P7 pupils receive transfer test results
Thousands of children in Northern Ireland received the results of their post-primary school entrance exams on Saturday.
Both the AQE and the Post-Primary Transfer Consortium (PPTC) reported a significant rise in entrants this year.
In total, there were 15,319 entrants in 2017/18, up by almost 6% from 14,491 in 2016/17.
It is estimated that about 2,500 children sat both the AQE tests and the GL Assessment exam run by the PPTC.
Most grammar schools have been using unofficial tests to select pupils since 2008, when the 11-plus was scrapped by the Department of Education.
Of the two testing systems, GL Assessment exams are mostly used by Catholic schools while AQE exams are mostly used by controlled schools.
Primary seven pupils can opt to sit either exam, both or none.
Some of Northern Ireland's 66 grammar schools accept results from both tests.
There were 8,169 entrants for the AQE tests this year, up from 7,725 in 2016/17.
There were 7,150 entrants to the GL Assessment exam, up from 6,766 last year.
There have been attempts to create a single exam, and the BBC understands that talks between AQE and the PPTC are ongoing.
Although sources in both organisations told the BBC good progress had been made this year, there is no sign yet of agreement on a common transfer test.
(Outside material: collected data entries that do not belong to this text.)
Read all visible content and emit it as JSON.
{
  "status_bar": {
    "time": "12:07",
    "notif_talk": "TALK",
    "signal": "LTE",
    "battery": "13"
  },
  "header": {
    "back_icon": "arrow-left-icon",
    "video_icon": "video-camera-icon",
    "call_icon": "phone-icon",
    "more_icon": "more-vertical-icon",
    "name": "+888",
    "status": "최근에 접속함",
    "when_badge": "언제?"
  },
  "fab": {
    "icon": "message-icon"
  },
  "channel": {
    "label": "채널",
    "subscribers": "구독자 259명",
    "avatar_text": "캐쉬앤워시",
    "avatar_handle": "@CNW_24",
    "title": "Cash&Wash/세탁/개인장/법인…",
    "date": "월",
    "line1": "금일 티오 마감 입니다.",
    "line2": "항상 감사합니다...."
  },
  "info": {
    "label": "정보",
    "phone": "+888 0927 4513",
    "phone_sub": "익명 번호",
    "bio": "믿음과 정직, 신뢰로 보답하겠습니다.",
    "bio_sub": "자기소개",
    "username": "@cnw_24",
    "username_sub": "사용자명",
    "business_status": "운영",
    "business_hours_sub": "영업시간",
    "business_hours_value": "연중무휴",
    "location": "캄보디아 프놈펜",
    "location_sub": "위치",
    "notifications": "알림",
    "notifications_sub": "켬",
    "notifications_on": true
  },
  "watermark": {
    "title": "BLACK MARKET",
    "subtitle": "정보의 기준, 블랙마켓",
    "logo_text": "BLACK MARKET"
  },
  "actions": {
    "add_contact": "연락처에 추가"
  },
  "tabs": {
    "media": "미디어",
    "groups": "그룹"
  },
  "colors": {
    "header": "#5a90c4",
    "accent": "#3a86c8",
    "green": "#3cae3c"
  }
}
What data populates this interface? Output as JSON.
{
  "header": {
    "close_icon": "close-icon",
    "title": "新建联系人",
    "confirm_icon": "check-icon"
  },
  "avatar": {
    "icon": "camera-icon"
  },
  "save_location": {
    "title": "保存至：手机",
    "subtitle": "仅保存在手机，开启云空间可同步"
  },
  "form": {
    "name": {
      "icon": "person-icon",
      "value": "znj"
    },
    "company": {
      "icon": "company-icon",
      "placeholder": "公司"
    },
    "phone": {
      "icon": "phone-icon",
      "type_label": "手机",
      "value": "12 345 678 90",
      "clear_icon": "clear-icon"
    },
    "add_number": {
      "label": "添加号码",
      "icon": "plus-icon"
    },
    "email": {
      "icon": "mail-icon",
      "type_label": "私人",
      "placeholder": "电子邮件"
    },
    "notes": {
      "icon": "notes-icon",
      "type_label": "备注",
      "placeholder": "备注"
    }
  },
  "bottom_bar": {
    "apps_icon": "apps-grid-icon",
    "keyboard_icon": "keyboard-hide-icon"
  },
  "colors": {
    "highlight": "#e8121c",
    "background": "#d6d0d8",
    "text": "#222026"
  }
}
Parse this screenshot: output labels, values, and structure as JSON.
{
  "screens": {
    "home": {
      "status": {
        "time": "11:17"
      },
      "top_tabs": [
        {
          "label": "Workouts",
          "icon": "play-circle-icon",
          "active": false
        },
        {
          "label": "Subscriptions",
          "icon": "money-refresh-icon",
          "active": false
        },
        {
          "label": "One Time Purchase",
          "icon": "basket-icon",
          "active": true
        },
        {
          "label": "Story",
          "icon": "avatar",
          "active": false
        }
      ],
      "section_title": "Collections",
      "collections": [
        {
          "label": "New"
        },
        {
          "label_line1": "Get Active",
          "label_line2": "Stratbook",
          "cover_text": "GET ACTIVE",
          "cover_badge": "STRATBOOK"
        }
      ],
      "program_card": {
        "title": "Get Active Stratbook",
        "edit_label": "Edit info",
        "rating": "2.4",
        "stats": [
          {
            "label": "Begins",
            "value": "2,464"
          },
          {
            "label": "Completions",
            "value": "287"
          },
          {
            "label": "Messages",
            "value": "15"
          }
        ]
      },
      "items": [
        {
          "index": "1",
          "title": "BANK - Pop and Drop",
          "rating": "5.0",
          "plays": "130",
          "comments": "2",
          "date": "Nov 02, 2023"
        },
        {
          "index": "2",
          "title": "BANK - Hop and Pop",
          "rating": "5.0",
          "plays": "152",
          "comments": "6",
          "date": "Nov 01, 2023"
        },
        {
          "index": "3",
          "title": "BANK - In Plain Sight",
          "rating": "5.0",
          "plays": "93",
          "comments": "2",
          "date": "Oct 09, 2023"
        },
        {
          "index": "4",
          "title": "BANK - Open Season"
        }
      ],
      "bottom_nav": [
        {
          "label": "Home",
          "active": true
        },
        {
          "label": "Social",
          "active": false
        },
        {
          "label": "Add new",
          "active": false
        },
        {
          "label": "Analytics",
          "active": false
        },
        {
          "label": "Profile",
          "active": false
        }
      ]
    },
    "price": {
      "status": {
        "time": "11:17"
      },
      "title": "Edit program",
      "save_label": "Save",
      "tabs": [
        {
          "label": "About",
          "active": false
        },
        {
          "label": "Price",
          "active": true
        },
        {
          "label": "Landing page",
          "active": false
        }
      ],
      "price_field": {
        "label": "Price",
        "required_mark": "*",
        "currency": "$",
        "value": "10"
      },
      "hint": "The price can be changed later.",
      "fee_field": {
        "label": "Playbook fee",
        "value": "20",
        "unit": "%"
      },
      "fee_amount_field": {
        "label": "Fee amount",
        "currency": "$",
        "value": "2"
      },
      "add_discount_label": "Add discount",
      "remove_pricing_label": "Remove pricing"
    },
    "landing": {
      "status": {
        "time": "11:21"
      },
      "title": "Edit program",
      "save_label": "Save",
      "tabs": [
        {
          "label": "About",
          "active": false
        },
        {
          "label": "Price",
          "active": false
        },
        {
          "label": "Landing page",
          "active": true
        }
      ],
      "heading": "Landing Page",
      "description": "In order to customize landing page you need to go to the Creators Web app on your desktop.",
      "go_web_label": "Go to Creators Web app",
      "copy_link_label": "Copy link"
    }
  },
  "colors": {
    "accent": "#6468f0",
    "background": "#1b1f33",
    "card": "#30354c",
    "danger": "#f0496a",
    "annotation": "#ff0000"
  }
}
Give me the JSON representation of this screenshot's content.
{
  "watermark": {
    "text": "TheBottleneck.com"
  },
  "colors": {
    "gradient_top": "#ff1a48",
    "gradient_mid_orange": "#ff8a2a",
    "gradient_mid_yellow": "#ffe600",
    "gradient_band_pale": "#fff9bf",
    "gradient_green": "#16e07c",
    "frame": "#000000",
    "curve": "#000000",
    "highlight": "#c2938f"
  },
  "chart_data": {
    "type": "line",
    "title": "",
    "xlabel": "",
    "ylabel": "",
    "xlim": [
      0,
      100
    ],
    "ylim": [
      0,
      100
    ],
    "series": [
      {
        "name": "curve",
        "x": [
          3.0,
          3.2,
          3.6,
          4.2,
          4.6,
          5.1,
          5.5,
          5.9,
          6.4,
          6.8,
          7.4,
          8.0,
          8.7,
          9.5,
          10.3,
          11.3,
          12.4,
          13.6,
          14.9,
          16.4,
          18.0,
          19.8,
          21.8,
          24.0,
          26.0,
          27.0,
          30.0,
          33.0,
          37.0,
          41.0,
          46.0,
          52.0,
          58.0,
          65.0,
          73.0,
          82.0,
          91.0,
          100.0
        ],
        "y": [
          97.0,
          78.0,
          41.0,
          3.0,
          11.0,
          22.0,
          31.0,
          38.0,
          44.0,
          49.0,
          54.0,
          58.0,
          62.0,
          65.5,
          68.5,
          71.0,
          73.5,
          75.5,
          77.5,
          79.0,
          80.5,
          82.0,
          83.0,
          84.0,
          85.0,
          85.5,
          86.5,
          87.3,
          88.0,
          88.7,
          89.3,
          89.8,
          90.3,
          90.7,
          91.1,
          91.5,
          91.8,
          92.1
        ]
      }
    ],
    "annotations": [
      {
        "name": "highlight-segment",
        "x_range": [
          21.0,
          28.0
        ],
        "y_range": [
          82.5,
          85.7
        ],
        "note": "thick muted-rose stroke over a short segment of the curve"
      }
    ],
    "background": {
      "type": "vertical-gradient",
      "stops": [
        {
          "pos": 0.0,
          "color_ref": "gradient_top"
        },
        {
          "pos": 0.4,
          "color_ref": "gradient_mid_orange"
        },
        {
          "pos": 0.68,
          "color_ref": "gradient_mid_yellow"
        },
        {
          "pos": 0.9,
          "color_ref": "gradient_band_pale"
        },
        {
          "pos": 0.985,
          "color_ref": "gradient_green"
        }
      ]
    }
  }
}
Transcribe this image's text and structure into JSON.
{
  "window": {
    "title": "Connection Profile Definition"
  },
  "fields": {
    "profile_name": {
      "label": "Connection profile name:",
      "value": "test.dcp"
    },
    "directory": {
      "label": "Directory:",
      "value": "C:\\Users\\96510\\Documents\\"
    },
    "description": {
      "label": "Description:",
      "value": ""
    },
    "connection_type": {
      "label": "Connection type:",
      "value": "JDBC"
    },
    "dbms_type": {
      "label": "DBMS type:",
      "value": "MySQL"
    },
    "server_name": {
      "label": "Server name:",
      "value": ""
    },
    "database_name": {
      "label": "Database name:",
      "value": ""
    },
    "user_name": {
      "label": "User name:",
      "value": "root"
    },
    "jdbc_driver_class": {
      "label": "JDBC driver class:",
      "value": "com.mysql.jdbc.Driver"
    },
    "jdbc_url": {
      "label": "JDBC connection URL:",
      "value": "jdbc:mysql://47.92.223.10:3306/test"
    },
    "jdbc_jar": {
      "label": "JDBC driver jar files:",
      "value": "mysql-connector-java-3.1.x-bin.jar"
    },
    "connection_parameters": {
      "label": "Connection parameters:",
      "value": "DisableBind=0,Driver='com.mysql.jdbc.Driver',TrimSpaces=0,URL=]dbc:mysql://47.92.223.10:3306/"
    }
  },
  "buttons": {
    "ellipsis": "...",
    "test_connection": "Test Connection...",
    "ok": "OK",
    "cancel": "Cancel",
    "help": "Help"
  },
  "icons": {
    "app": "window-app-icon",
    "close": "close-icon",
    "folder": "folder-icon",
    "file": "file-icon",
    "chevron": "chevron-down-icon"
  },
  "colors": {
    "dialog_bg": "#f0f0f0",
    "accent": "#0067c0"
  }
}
Pupils received their test mark on Saturday, but will not know which post-primary school they will transfer to until May or June.
Many waited at home for their results to be delivered by post, while others travelled to their local post office sorting centre to pick results up.
A few schools also opened for pupils - and their parents - to collect results.
'Over the moon'
Lucy Morrison, who sat both exams, opened her results with her dad, Derek, and was very pleased.
"We're absolutely delighted," said Mr Morrison.
"She has the grades that she needs. We're over the moon.
"She had 5 tests to do all together.
"The whole month of November was lost - every Saturday, there's so much commitment - but she's done incredibly well," he added.